Coming so close behind my watching The True History of the Kelly Gang I might even have got one or two of the details confused, particularly because this is Jennifer Kent’s next film after The Babadook, which starred Essie Davis, who was also Ned’s mother in Justin Kurzel’s Tarantino-esque reimagining of the Kelly Gang legend.
This is likewise set in the Australian colonial period where sun bleached beaches and lush rainforest are eons away, people living hardscrabble in stark – at times ugly – circumstances of deprivation in remote, unforgiving locations.
Like Kerzel’s film, it’s also a story of the English and their contempt for the Irish convicts and servant classes. We see such a social arrangement made flesh in pretty young wife and house maiden Claire (Aisling Franciosi). Along with her husband she was a convict who owes some sort of financial debt to the soldier Hawkins (Sam Claflin) for sponsoring her release from prison in rural Tasmania. She’s apparently served her time and needs a letter of release from him for her and her husband Aidan (Michael Sheasby) to go their own way, one Hawkins is hardly interested in providing.
The name of the film refers to her beautiful singing voice, and after her performance entertaining Hawkins and his ragtag company of boisterous troops, we can see the lust in all of their eyes and understand how much trouble Claire, Aidan and their baby are in. When she goes to Hawkins to again petition him for the letter, he instead makes her sing for him again and then rapes her, leaving her to dawdle home in a daze and leaving Aidan sure something terrible has happened to her.
When it becomes obvious they’re not getting away legally, Aidan and Claire make to simply flee, but Hawkins and two of his command catch them at it, all of them this time raping Claire, shooting Aidan dead and murdering her crying baby by hitting it against a wall.

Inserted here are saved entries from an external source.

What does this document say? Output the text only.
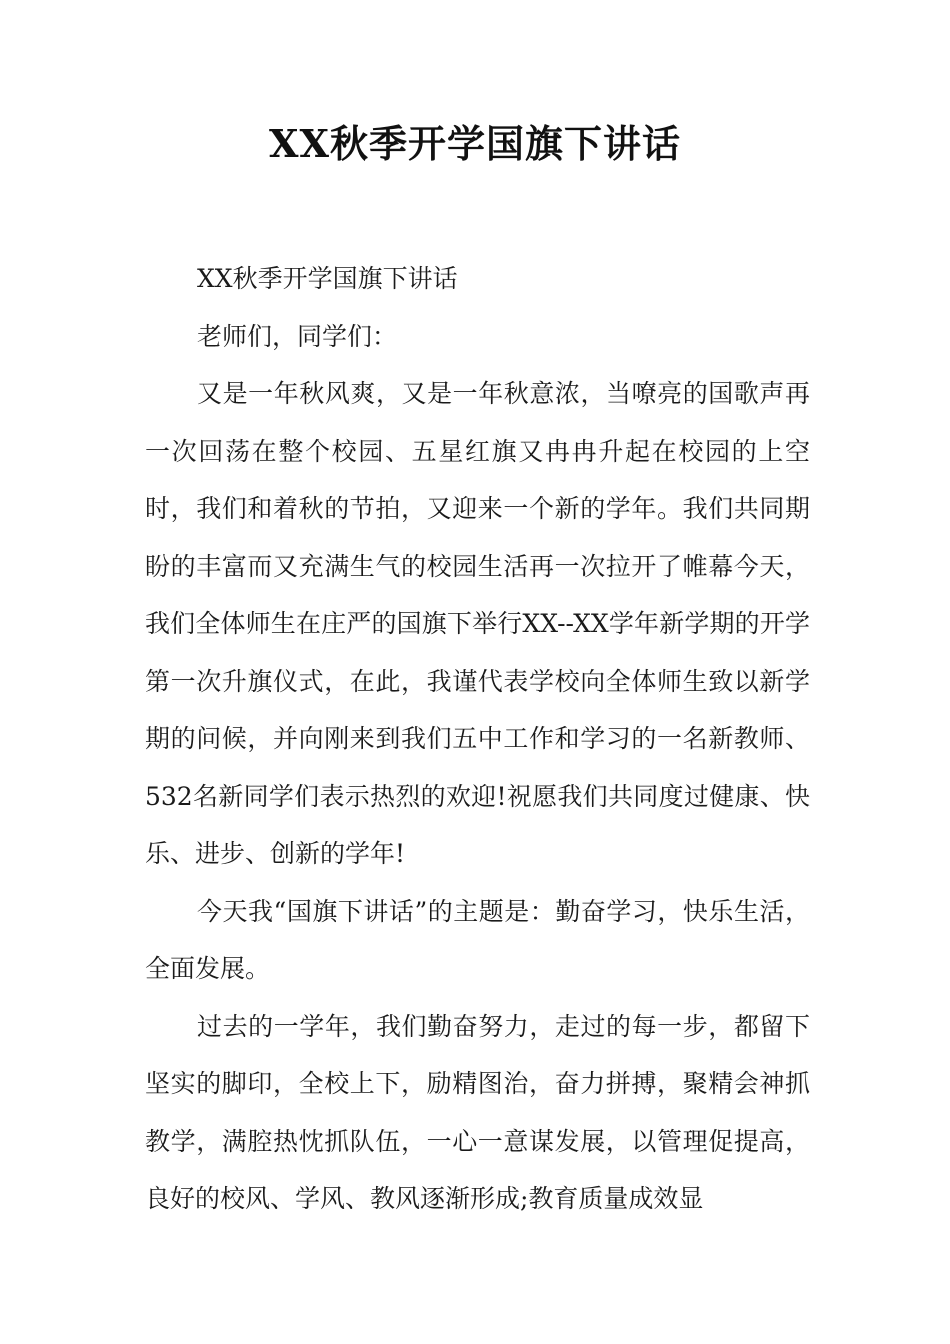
XX秋季开学国旗下讲话

XX秋季开学国旗下讲话

老师们，同学们：

又是一年秋风爽，又是一年秋意浓，当嘹亮的国歌声再一次回荡在整个校园、五星红旗又冉冉升起在校园的上空时，我们和着秋的节拍，又迎来一个新的学年。我们共同期盼的丰富而又充满生气的校园生活再一次拉开了帷幕今天，我们全体师生在庄严的国旗下举行XX--XX学年新学期的开学第一次升旗仪式，在此，我谨代表学校向全体师生致以新学期的问候，并向刚来到我们五中工作和学习的一名新教师、532名新同学们表示热烈的欢迎!祝愿我们共同度过健康、快乐、进步、创新的学年!

今天我“国旗下讲话”的主题是：勤奋学习，快乐生活，全面发展。

过去的一学年，我们勤奋努力，走过的每一步，都留下坚实的脚印，全校上下，励精图治，奋力拼搏，聚精会神抓教学，满腔热忱抓队伍，一心一意谋发展，以管理促提高，良好的校风、学风、教风逐渐形成;教育质量成效显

It’s not nice and such brutal cruelty is hardly entertaining, but it’s a very effective dramatic set-up for the story. After the visiting senior officer has seen what undisciplined rabble Hawkins’ unit is, he informs Hawkins that he’ll be advising his own superiors against the promotion the young captain has been hoping for.
Enraged, Hawkins tells the two lieutenants who were complicit in the gang rape and murders that they’re going overland to Launceston so Hawkins can confront the officer who’ll be making the decision about the promotion himself.

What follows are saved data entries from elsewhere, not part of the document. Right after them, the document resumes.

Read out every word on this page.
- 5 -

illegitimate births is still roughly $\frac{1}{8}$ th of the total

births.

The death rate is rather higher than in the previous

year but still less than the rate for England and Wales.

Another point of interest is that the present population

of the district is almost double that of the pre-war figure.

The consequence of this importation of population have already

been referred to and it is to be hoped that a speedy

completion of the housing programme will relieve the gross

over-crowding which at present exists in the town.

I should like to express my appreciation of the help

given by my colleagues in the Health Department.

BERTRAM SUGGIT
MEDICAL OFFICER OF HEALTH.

Claire, dead-eyed and with nothing left in her heart but black rage, sets about following Hawkins to kill him for what he’s taken from her. She enlists a local aboriginal tracker, Billy (Baykali Ganambarr), as dismissive and superior with him as the English are with her. Mindful that he’d likely never help her kill an English army officer, she instead tells him she’s looking for her husband.
They’re mistrustful and hostile travelling companions, Claire holding a gun on Billy, expecting him to attack and eat her or whatever rubbish folklore the English have about the natives. Meanwhile, Hawkins and his gang have taken another tracker to lead them to Launceston, but after the man sees the way they treat his people on the way he instead leads them further into the wilderness, intending to abandon them, all while Claire and Billy are on their trail.

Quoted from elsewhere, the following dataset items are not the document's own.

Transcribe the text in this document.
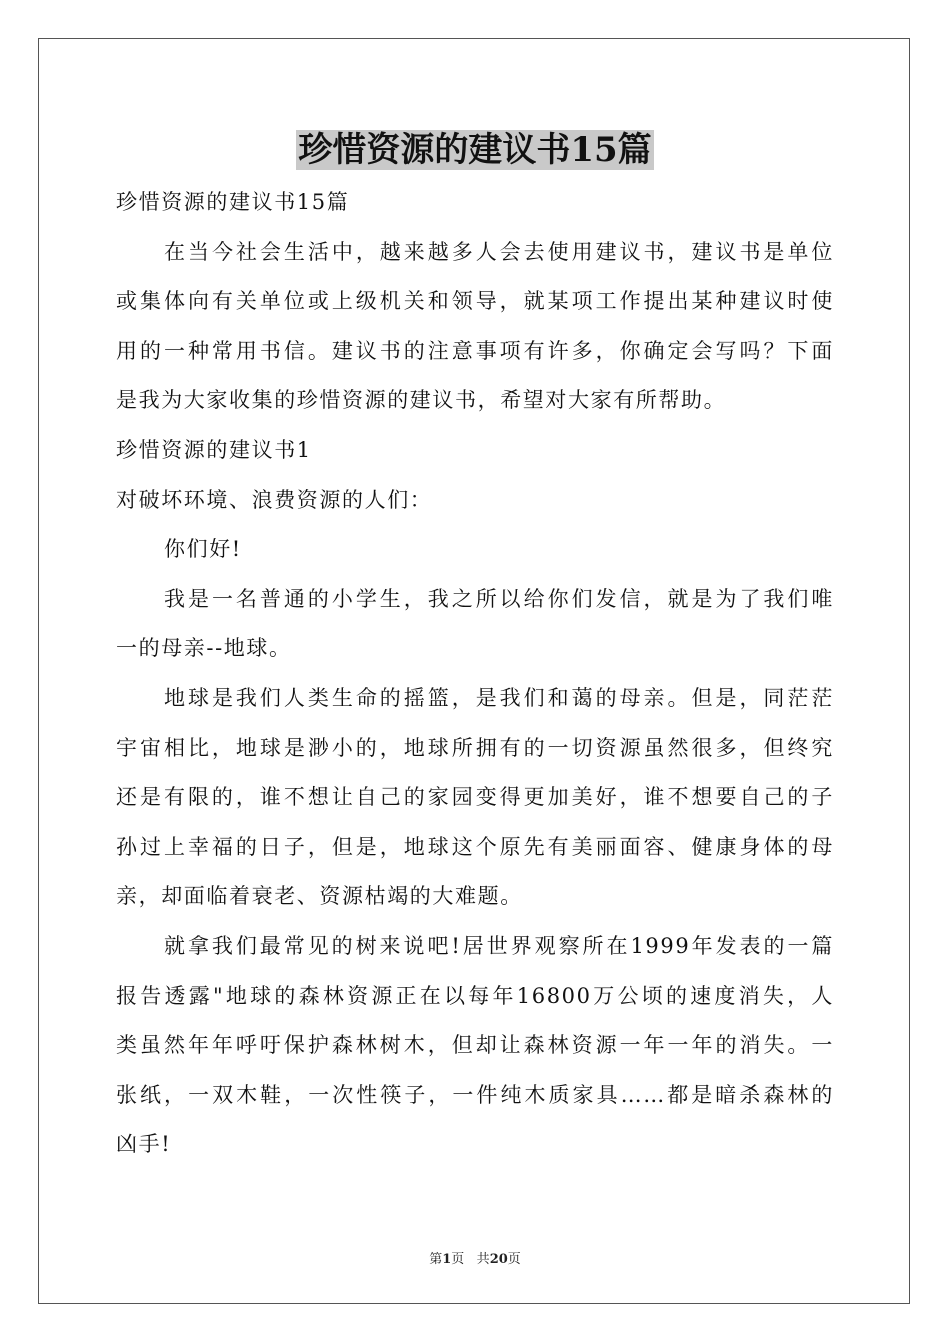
珍惜资源的建议书15篇

珍惜资源的建议书15篇

在当今社会生活中，越来越多人会去使用建议书，建议书是单位

或集体向有关单位或上级机关和领导，就某项工作提出某种建议时使

用的一种常用书信。建议书的注意事项有许多，你确定会写吗？下面

是我为大家收集的珍惜资源的建议书，希望对大家有所帮助。

珍惜资源的建议书1

对破坏环境、浪费资源的人们：

你们好!

我是一名普通的小学生，我之所以给你们发信，就是为了我们唯

一的母亲--地球。

地球是我们人类生命的摇篮，是我们和蔼的母亲。但是，同茫茫

宇宙相比，地球是渺小的，地球所拥有的一切资源虽然很多，但终究

还是有限的，谁不想让自己的家园变得更加美好，谁不想要自己的子

孙过上幸福的日子，但是，地球这个原先有美丽面容、健康身体的母

亲，却面临着衰老、资源枯竭的大难题。

就拿我们最常见的树来说吧!居世界观察所在1999年发表的一篇

报告透露"地球的森林资源正在以每年16800万公顷的速度消失，人

类虽然年年呼吁保护森林树木，但却让森林资源一年一年的消失。一

张纸，一双木鞋，一次性筷子，一件纯木质家具……都是暗杀森林的

凶手!

第1页 共20页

By the stage of Claire and Billy catching up to Hawkins and his gang, it was irritating me because it just kind of petered out. There are two elements that should have had a lot more dramatic impact. The first is Claire and Billy learning to trust another, even becoming friends because of their common experience of being violated by outsiders.
It does happen, but it just feels kind of by the by. She treats him terribly for far too long, and while I understand all the white invaders – convicts and settlers alike – treated aboriginals with the same contempt, the film needed a moment of deep shared understanding between them that changes them both, particularly for Claire.
There’s also the moment when Claire catches her quarry. It’s been her singular purpose throughout the whole movie, and I’m not saying there should be some cheesy backlit speech when she gets her gloriously bloody moment of revenge, but it is a revenge story, and (slight spoiler), she reaches Launceston with Billy knowing where Hawkins is and just kind of hangs around. After an inexplicable delay, she walks into an exclusive officer’s club where he’s drinking with colleagues, just kind of tells him off as if to try and embarrass him and walks out. What, I kept thinking, happened to the vengeful, single-minded firebrand with righteous bloodshed on her mind?
The design, costuming and locations are all top notch, but the overlong running time needed more urgency – it feels a little bit episodic at times – and you needed to relate to and sympathise with the young heroine as much as you did at the beginning to stick with her quest for so long.